Well, I will be brief. The forester never recovered from those blows. He could no longer pursue his occupation. A few weeks later he died, and they buried him on an icy winter’s day. I can still remember vividly that the grave-diggers who came to fetch him wore thick woollen mittens and yet had to beat their bodies with both hands to keep warm. They loaded my father on to a sledge. My mother and I sat in another, and during the drive the glittering frost sprayed a hundred thousand beautiful crystal needles into my face. Actually, I was joyful. The burial of my father counts among the happier memories of my childhood.
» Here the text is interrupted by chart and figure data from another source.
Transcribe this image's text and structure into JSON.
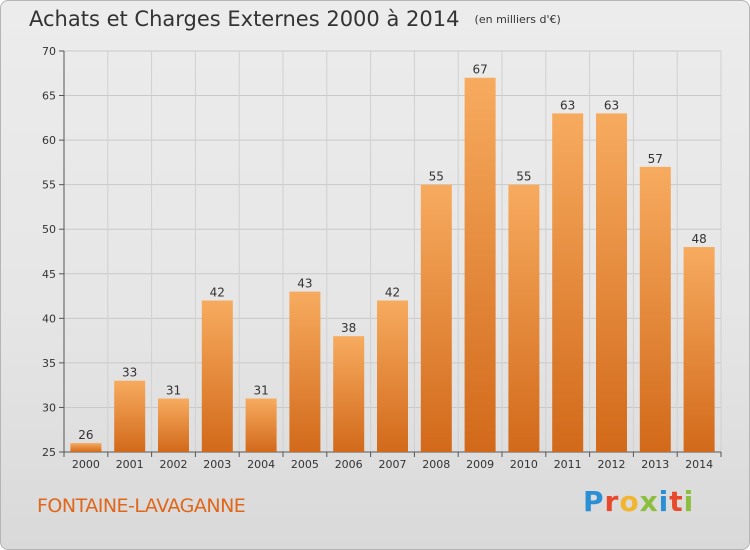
{
  "chart_data": {
    "type": "bar",
    "title": "Achats et Charges Externes 2000 à 2014",
    "subtitle": "(en milliers d'€)",
    "categories": [
      "2000",
      "2001",
      "2002",
      "2003",
      "2004",
      "2005",
      "2006",
      "2007",
      "2008",
      "2009",
      "2010",
      "2011",
      "2012",
      "2013",
      "2014"
    ],
    "values": [
      26,
      33,
      31,
      42,
      31,
      43,
      38,
      42,
      55,
      67,
      55,
      63,
      63,
      57,
      48
    ],
    "ylim": [
      25,
      70
    ],
    "yticks": [
      25,
      30,
      35,
      40,
      45,
      50,
      55,
      60,
      65,
      70
    ],
    "grid": true,
    "bar_color": "#f08a2e",
    "bar_color_light": "#f6a95c"
  },
  "commune": "FONTAINE-LAVAGANNE",
  "logo": {
    "text": "Proxiti",
    "colors": [
      "#2b8fd6",
      "#e8482c",
      "#f2b52f",
      "#8bbf3d",
      "#2b8fd6",
      "#e8482c",
      "#8bbf3d"
    ]
  }
}
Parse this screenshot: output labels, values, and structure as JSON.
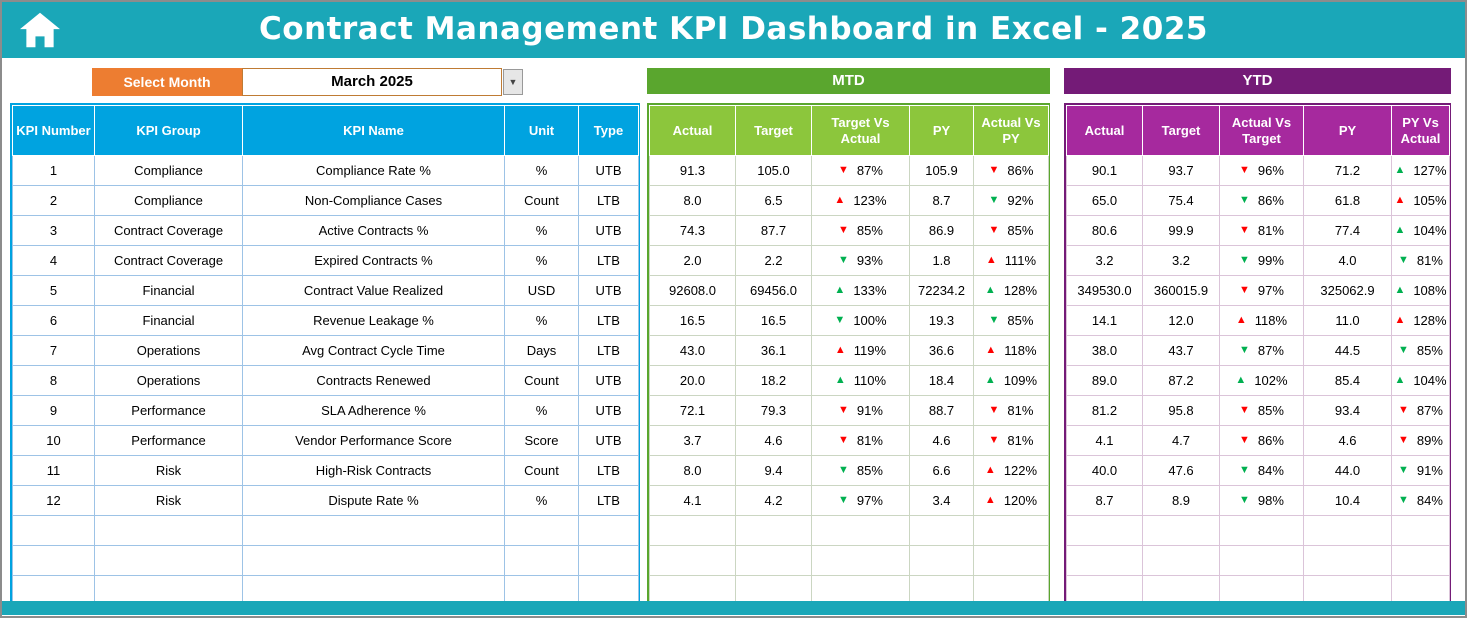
{
  "header": {
    "title": "Contract Management KPI Dashboard in Excel - 2025"
  },
  "controls": {
    "select_month_label": "Select Month",
    "selected_month": "March 2025",
    "dropdown_icon": "▼"
  },
  "sections": {
    "mtd_title": "MTD",
    "ytd_title": "YTD"
  },
  "colors": {
    "teal": "#1AA7B8",
    "orange": "#ED7D31",
    "blue": "#00A3E0",
    "green_banner": "#5AA62E",
    "green_header": "#8CC63C",
    "purple_banner": "#741B77",
    "purple_header": "#A6299E",
    "arrow_red": "#FF0000",
    "arrow_green": "#00B050"
  },
  "kpi_table_headers": [
    "KPI Number",
    "KPI Group",
    "KPI Name",
    "Unit",
    "Type"
  ],
  "mtd_headers": [
    "Actual",
    "Target",
    "Target Vs Actual",
    "PY",
    "Actual Vs PY"
  ],
  "ytd_headers": [
    "Actual",
    "Target",
    "Actual Vs Target",
    "PY",
    "PY Vs Actual"
  ],
  "empty_rows": 3,
  "rows": [
    {
      "num": "1",
      "group": "Compliance",
      "name": "Compliance Rate %",
      "unit": "%",
      "type": "UTB",
      "mtd": {
        "actual": "91.3",
        "target": "105.0",
        "target_vs_actual": {
          "pct": "87%",
          "dir": "down",
          "color": "red"
        },
        "py": "105.9",
        "actual_vs_py": {
          "pct": "86%",
          "dir": "down",
          "color": "red"
        }
      },
      "ytd": {
        "actual": "90.1",
        "target": "93.7",
        "actual_vs_target": {
          "pct": "96%",
          "dir": "down",
          "color": "red"
        },
        "py": "71.2",
        "py_vs_actual": {
          "pct": "127%",
          "dir": "up",
          "color": "green"
        }
      }
    },
    {
      "num": "2",
      "group": "Compliance",
      "name": "Non-Compliance Cases",
      "unit": "Count",
      "type": "LTB",
      "mtd": {
        "actual": "8.0",
        "target": "6.5",
        "target_vs_actual": {
          "pct": "123%",
          "dir": "up",
          "color": "red"
        },
        "py": "8.7",
        "actual_vs_py": {
          "pct": "92%",
          "dir": "down",
          "color": "green"
        }
      },
      "ytd": {
        "actual": "65.0",
        "target": "75.4",
        "actual_vs_target": {
          "pct": "86%",
          "dir": "down",
          "color": "green"
        },
        "py": "61.8",
        "py_vs_actual": {
          "pct": "105%",
          "dir": "up",
          "color": "red"
        }
      }
    },
    {
      "num": "3",
      "group": "Contract Coverage",
      "name": "Active Contracts %",
      "unit": "%",
      "type": "UTB",
      "mtd": {
        "actual": "74.3",
        "target": "87.7",
        "target_vs_actual": {
          "pct": "85%",
          "dir": "down",
          "color": "red"
        },
        "py": "86.9",
        "actual_vs_py": {
          "pct": "85%",
          "dir": "down",
          "color": "red"
        }
      },
      "ytd": {
        "actual": "80.6",
        "target": "99.9",
        "actual_vs_target": {
          "pct": "81%",
          "dir": "down",
          "color": "red"
        },
        "py": "77.4",
        "py_vs_actual": {
          "pct": "104%",
          "dir": "up",
          "color": "green"
        }
      }
    },
    {
      "num": "4",
      "group": "Contract Coverage",
      "name": "Expired Contracts %",
      "unit": "%",
      "type": "LTB",
      "mtd": {
        "actual": "2.0",
        "target": "2.2",
        "target_vs_actual": {
          "pct": "93%",
          "dir": "down",
          "color": "green"
        },
        "py": "1.8",
        "actual_vs_py": {
          "pct": "111%",
          "dir": "up",
          "color": "red"
        }
      },
      "ytd": {
        "actual": "3.2",
        "target": "3.2",
        "actual_vs_target": {
          "pct": "99%",
          "dir": "down",
          "color": "green"
        },
        "py": "4.0",
        "py_vs_actual": {
          "pct": "81%",
          "dir": "down",
          "color": "green"
        }
      }
    },
    {
      "num": "5",
      "group": "Financial",
      "name": "Contract Value Realized",
      "unit": "USD",
      "type": "UTB",
      "mtd": {
        "actual": "92608.0",
        "target": "69456.0",
        "target_vs_actual": {
          "pct": "133%",
          "dir": "up",
          "color": "green"
        },
        "py": "72234.2",
        "actual_vs_py": {
          "pct": "128%",
          "dir": "up",
          "color": "green"
        }
      },
      "ytd": {
        "actual": "349530.0",
        "target": "360015.9",
        "actual_vs_target": {
          "pct": "97%",
          "dir": "down",
          "color": "red"
        },
        "py": "325062.9",
        "py_vs_actual": {
          "pct": "108%",
          "dir": "up",
          "color": "green"
        }
      }
    },
    {
      "num": "6",
      "group": "Financial",
      "name": "Revenue Leakage %",
      "unit": "%",
      "type": "LTB",
      "mtd": {
        "actual": "16.5",
        "target": "16.5",
        "target_vs_actual": {
          "pct": "100%",
          "dir": "down",
          "color": "green"
        },
        "py": "19.3",
        "actual_vs_py": {
          "pct": "85%",
          "dir": "down",
          "color": "green"
        }
      },
      "ytd": {
        "actual": "14.1",
        "target": "12.0",
        "actual_vs_target": {
          "pct": "118%",
          "dir": "up",
          "color": "red"
        },
        "py": "11.0",
        "py_vs_actual": {
          "pct": "128%",
          "dir": "up",
          "color": "red"
        }
      }
    },
    {
      "num": "7",
      "group": "Operations",
      "name": "Avg Contract Cycle Time",
      "unit": "Days",
      "type": "LTB",
      "mtd": {
        "actual": "43.0",
        "target": "36.1",
        "target_vs_actual": {
          "pct": "119%",
          "dir": "up",
          "color": "red"
        },
        "py": "36.6",
        "actual_vs_py": {
          "pct": "118%",
          "dir": "up",
          "color": "red"
        }
      },
      "ytd": {
        "actual": "38.0",
        "target": "43.7",
        "actual_vs_target": {
          "pct": "87%",
          "dir": "down",
          "color": "green"
        },
        "py": "44.5",
        "py_vs_actual": {
          "pct": "85%",
          "dir": "down",
          "color": "green"
        }
      }
    },
    {
      "num": "8",
      "group": "Operations",
      "name": "Contracts Renewed",
      "unit": "Count",
      "type": "UTB",
      "mtd": {
        "actual": "20.0",
        "target": "18.2",
        "target_vs_actual": {
          "pct": "110%",
          "dir": "up",
          "color": "green"
        },
        "py": "18.4",
        "actual_vs_py": {
          "pct": "109%",
          "dir": "up",
          "color": "green"
        }
      },
      "ytd": {
        "actual": "89.0",
        "target": "87.2",
        "actual_vs_target": {
          "pct": "102%",
          "dir": "up",
          "color": "green"
        },
        "py": "85.4",
        "py_vs_actual": {
          "pct": "104%",
          "dir": "up",
          "color": "green"
        }
      }
    },
    {
      "num": "9",
      "group": "Performance",
      "name": "SLA Adherence %",
      "unit": "%",
      "type": "UTB",
      "mtd": {
        "actual": "72.1",
        "target": "79.3",
        "target_vs_actual": {
          "pct": "91%",
          "dir": "down",
          "color": "red"
        },
        "py": "88.7",
        "actual_vs_py": {
          "pct": "81%",
          "dir": "down",
          "color": "red"
        }
      },
      "ytd": {
        "actual": "81.2",
        "target": "95.8",
        "actual_vs_target": {
          "pct": "85%",
          "dir": "down",
          "color": "red"
        },
        "py": "93.4",
        "py_vs_actual": {
          "pct": "87%",
          "dir": "down",
          "color": "red"
        }
      }
    },
    {
      "num": "10",
      "group": "Performance",
      "name": "Vendor Performance Score",
      "unit": "Score",
      "type": "UTB",
      "mtd": {
        "actual": "3.7",
        "target": "4.6",
        "target_vs_actual": {
          "pct": "81%",
          "dir": "down",
          "color": "red"
        },
        "py": "4.6",
        "actual_vs_py": {
          "pct": "81%",
          "dir": "down",
          "color": "red"
        }
      },
      "ytd": {
        "actual": "4.1",
        "target": "4.7",
        "actual_vs_target": {
          "pct": "86%",
          "dir": "down",
          "color": "red"
        },
        "py": "4.6",
        "py_vs_actual": {
          "pct": "89%",
          "dir": "down",
          "color": "red"
        }
      }
    },
    {
      "num": "11",
      "group": "Risk",
      "name": "High-Risk Contracts",
      "unit": "Count",
      "type": "LTB",
      "mtd": {
        "actual": "8.0",
        "target": "9.4",
        "target_vs_actual": {
          "pct": "85%",
          "dir": "down",
          "color": "green"
        },
        "py": "6.6",
        "actual_vs_py": {
          "pct": "122%",
          "dir": "up",
          "color": "red"
        }
      },
      "ytd": {
        "actual": "40.0",
        "target": "47.6",
        "actual_vs_target": {
          "pct": "84%",
          "dir": "down",
          "color": "green"
        },
        "py": "44.0",
        "py_vs_actual": {
          "pct": "91%",
          "dir": "down",
          "color": "green"
        }
      }
    },
    {
      "num": "12",
      "group": "Risk",
      "name": "Dispute Rate %",
      "unit": "%",
      "type": "LTB",
      "mtd": {
        "actual": "4.1",
        "target": "4.2",
        "target_vs_actual": {
          "pct": "97%",
          "dir": "down",
          "color": "green"
        },
        "py": "3.4",
        "actual_vs_py": {
          "pct": "120%",
          "dir": "up",
          "color": "red"
        }
      },
      "ytd": {
        "actual": "8.7",
        "target": "8.9",
        "actual_vs_target": {
          "pct": "98%",
          "dir": "down",
          "color": "green"
        },
        "py": "10.4",
        "py_vs_actual": {
          "pct": "84%",
          "dir": "down",
          "color": "green"
        }
      }
    }
  ]
}
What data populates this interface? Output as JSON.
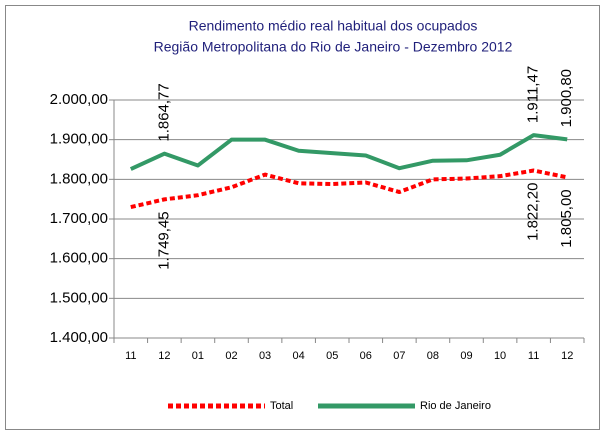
{
  "chart_data": {
    "type": "line",
    "title": "Rendimento médio real habitual dos ocupados",
    "subtitle": "Região Metropolitana do Rio de Janeiro - Dezembro 2012",
    "categories": [
      "11",
      "12",
      "01",
      "02",
      "03",
      "04",
      "05",
      "06",
      "07",
      "08",
      "09",
      "10",
      "11",
      "12"
    ],
    "series": [
      {
        "name": "Total",
        "color": "#ff0000",
        "style": "dotted",
        "values": [
          1730,
          1749.45,
          1760,
          1780,
          1812,
          1790,
          1788,
          1792,
          1768,
          1800,
          1802,
          1808,
          1822.2,
          1805.0
        ],
        "value_labels": [
          null,
          "1.749,45",
          null,
          null,
          null,
          null,
          null,
          null,
          null,
          null,
          null,
          null,
          "1.822,20",
          "1.805,00"
        ]
      },
      {
        "name": "Rio de Janeiro",
        "color": "#339966",
        "style": "solid",
        "values": [
          1826,
          1864.77,
          1835,
          1900,
          1900,
          1872,
          1866,
          1860,
          1828,
          1847,
          1848,
          1862,
          1911.47,
          1900.8
        ],
        "value_labels": [
          null,
          "1.864,77",
          null,
          null,
          null,
          null,
          null,
          null,
          null,
          null,
          null,
          null,
          "1.911,47",
          "1.900,80"
        ]
      }
    ],
    "ylim": [
      1400,
      2000
    ],
    "yticks": [
      {
        "value": 1400,
        "label": "1.400,00"
      },
      {
        "value": 1500,
        "label": "1.500,00"
      },
      {
        "value": 1600,
        "label": "1.600,00"
      },
      {
        "value": 1700,
        "label": "1.700,00"
      },
      {
        "value": 1800,
        "label": "1.800,00"
      },
      {
        "value": 1900,
        "label": "1.900,00"
      },
      {
        "value": 2000,
        "label": "2.000,00"
      }
    ],
    "grid": true,
    "legend": "bottom"
  }
}
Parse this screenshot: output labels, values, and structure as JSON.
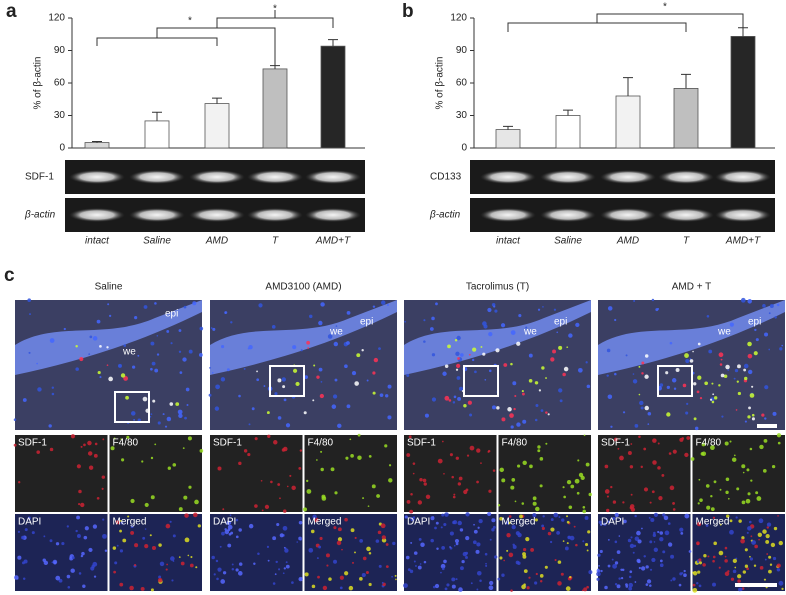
{
  "panel_labels": [
    "a",
    "b",
    "c"
  ],
  "chart_data": [
    {
      "type": "bar",
      "y_label": "% of β-actin",
      "categories": [
        "intact",
        "Saline",
        "AMD",
        "T",
        "AMD+T"
      ],
      "values": [
        5,
        25,
        41,
        73,
        94
      ],
      "errors": [
        1,
        8,
        5,
        3,
        6
      ],
      "colors": [
        "#d9d9d9",
        "#ffffff",
        "#f2f2f2",
        "#bfbfbf",
        "#262626"
      ],
      "ylim": [
        0,
        120
      ],
      "yticks": [
        0,
        30,
        60,
        90,
        120
      ],
      "annotations": [
        "*",
        "*"
      ],
      "blots": [
        "SDF-1",
        "β-actin"
      ]
    },
    {
      "type": "bar",
      "y_label": "% of β-actin",
      "categories": [
        "intact",
        "Saline",
        "AMD",
        "T",
        "AMD+T"
      ],
      "values": [
        17,
        30,
        48,
        55,
        103
      ],
      "errors": [
        3,
        5,
        17,
        13,
        8
      ],
      "colors": [
        "#e6e6e6",
        "#ffffff",
        "#f2f2f2",
        "#bfbfbf",
        "#262626"
      ],
      "ylim": [
        0,
        120
      ],
      "yticks": [
        0,
        30,
        60,
        90,
        120
      ],
      "annotations": [
        "*"
      ],
      "blots": [
        "CD133",
        "β-actin"
      ]
    }
  ],
  "panel_c": {
    "columns": [
      "Saline",
      "AMD3100 (AMD)",
      "Tacrolimus (T)",
      "AMD + T"
    ],
    "image_labels": [
      "epi",
      "we"
    ],
    "channels": [
      "SDF-1",
      "F4/80",
      "DAPI",
      "Merged"
    ]
  }
}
Passons! — as the French say. It was not long before I went to school. And, alert as I was, I soon discovered that I was the son of Krapotkin. I noticed it in the attitude of the teachers; and once, in spring, on a memorable day, when Krapotkin himself came to visit his estate, I knew it for certain. The village of Woroniaki was decorated in honor of the occasion. They hung garlands at both ends of the village street. They even collected a band, composed entirely of wind instruments, and some singers as well. They practiced for a whole week before, under the guidance of the schoolmaster. But during that week my mother would not let me go to school, and I only learned about the preparations by roundabout means. And one day Krapotkin really came. Straight to us. He ignored the street with the garlands, he ignored the band, he ignored the singers, and he came straight to our house. He had a beautiful, dark, slightly silvery beard; he smelt of cigars, and his hands were very long, very thin, very dry, almost withered. He stroked my head, asked me questions, turned me around a few times, looked at my hands, my ears, my eyes, my hair. Then he said that my ears were dirty and so were my fingernails. He took out an ivory penknife and in two minutes carved out of an ordinary piece of wood a little man with a beard and long arms. (Later I heard that he was a renowned wood-carver.) Then he spoke for a while quietly with my mother, and then he left us.